If k/n=0 but k%n>0, we can just find all the a[i] that satisfies a[i]>1, and update a[i]=a[i]-1 and k=k-1. This operation stops if either k=0 or no more such a[i] can be found.
This is a very "brain storm" problem. Although only m new scores are given, we can add n-m zeros to obtain a n-length sequence, denoted as S, which is further sorted in a decreasing order. We first try to find the worst rank.
It is obvious that to obtain the worst rank, the target racer should add the minimum value of S. Then, we sort all the racers in a decreasing order, and denote the current rank of target racer as R. For the racers with better rank than R, we should assign the minimum values of S to them, too.
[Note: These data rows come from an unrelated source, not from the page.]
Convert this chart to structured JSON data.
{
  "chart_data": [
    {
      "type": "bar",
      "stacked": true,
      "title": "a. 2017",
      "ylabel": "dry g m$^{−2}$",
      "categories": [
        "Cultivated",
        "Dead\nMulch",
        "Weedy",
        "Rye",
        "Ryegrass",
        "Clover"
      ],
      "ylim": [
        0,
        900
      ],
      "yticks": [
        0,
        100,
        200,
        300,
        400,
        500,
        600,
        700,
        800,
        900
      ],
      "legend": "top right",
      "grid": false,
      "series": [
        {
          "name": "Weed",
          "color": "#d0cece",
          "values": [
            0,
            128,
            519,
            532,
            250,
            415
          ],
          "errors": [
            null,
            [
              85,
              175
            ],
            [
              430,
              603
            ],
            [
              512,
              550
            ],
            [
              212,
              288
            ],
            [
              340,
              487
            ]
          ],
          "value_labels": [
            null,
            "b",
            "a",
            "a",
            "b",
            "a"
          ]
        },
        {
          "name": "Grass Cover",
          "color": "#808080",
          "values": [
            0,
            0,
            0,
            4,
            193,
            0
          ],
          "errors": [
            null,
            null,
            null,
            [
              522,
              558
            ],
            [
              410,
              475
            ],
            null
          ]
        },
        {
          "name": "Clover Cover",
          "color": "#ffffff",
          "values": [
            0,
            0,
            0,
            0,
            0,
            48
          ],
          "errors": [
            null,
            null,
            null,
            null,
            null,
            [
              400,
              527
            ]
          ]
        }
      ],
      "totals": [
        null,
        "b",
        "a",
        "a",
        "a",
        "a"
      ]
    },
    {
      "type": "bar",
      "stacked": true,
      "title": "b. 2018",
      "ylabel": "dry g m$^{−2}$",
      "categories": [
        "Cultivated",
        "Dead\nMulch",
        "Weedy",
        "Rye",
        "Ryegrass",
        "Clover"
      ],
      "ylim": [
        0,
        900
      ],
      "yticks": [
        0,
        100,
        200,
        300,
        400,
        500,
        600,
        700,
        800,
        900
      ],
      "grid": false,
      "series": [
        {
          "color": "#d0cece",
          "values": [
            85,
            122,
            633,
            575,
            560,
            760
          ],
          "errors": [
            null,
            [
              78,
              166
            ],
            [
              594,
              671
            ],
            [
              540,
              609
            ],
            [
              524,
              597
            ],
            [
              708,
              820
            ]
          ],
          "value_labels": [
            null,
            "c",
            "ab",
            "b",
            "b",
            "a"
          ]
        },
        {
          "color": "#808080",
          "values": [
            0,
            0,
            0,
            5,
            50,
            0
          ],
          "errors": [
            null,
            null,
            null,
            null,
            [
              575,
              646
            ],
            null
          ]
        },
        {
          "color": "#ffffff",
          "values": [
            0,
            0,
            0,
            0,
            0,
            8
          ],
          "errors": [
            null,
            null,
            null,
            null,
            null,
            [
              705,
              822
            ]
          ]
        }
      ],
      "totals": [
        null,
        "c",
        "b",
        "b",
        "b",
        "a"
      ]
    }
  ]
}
Thus, we use a pointer R2 to denote the rightmost position of S, which is still not assigned to any racer. We scan the racers with rank worse than R, and calculate whether it is possible to achieve a better rank if the score with index R2 is added. If yes, we move on to check next racer and update R2=R2-1. Otherwise, we only decrease R2 by one check again. During this process, we should record the number of racers which have better ranks than R, and this is just answer.
Now, we try to find the best rank. We give the target racer the highest score, and sort all the racers again in a decreasing order. For the racers who have better rank than R, we should assign the maximum scores to them, since they have already got better ranks even without any extra scores. We need to introduce another pointer R1 to denote the leftmost position of S which has not been assigned to any racer. Then, we scan the racers with worse ranks, and check whether it is possible to obtain a better rank than R if giving the score at R2. If yes, we in fact should give the score R1 rather than R2 to him, since "he is surely" to achieve a better rank, while updating R1++. If no, we should decrease R2 by one and check again. For this case, we should introduce a variable RES, which is used to denote the number of skipped R2. In fact, the previous opeartions under "YES" is not correct.... Instead, if yes, we should first check whether RES is larger than zero or not. If RES>0, we add R by one while decreasing RES by one; otherwise we update R1=R1+1, and also add the number of racers who have better ranks by one.
This is a standard DP problem. It suffices to use dp[n][z][k] to denote the maximum value under the state of "dealing with the n-th character in the given string, changing this letter to 'z', the number of changed letters being no larger than k". The updating formula is
1) z=s[n], dp[n][z][t]=max(all z', dp[n][z'][t]+weight[z'][z])
2) z!=s[n], dp[n][z][t]=max(all z', dp[n][z'][t-1]+weight[z'][z])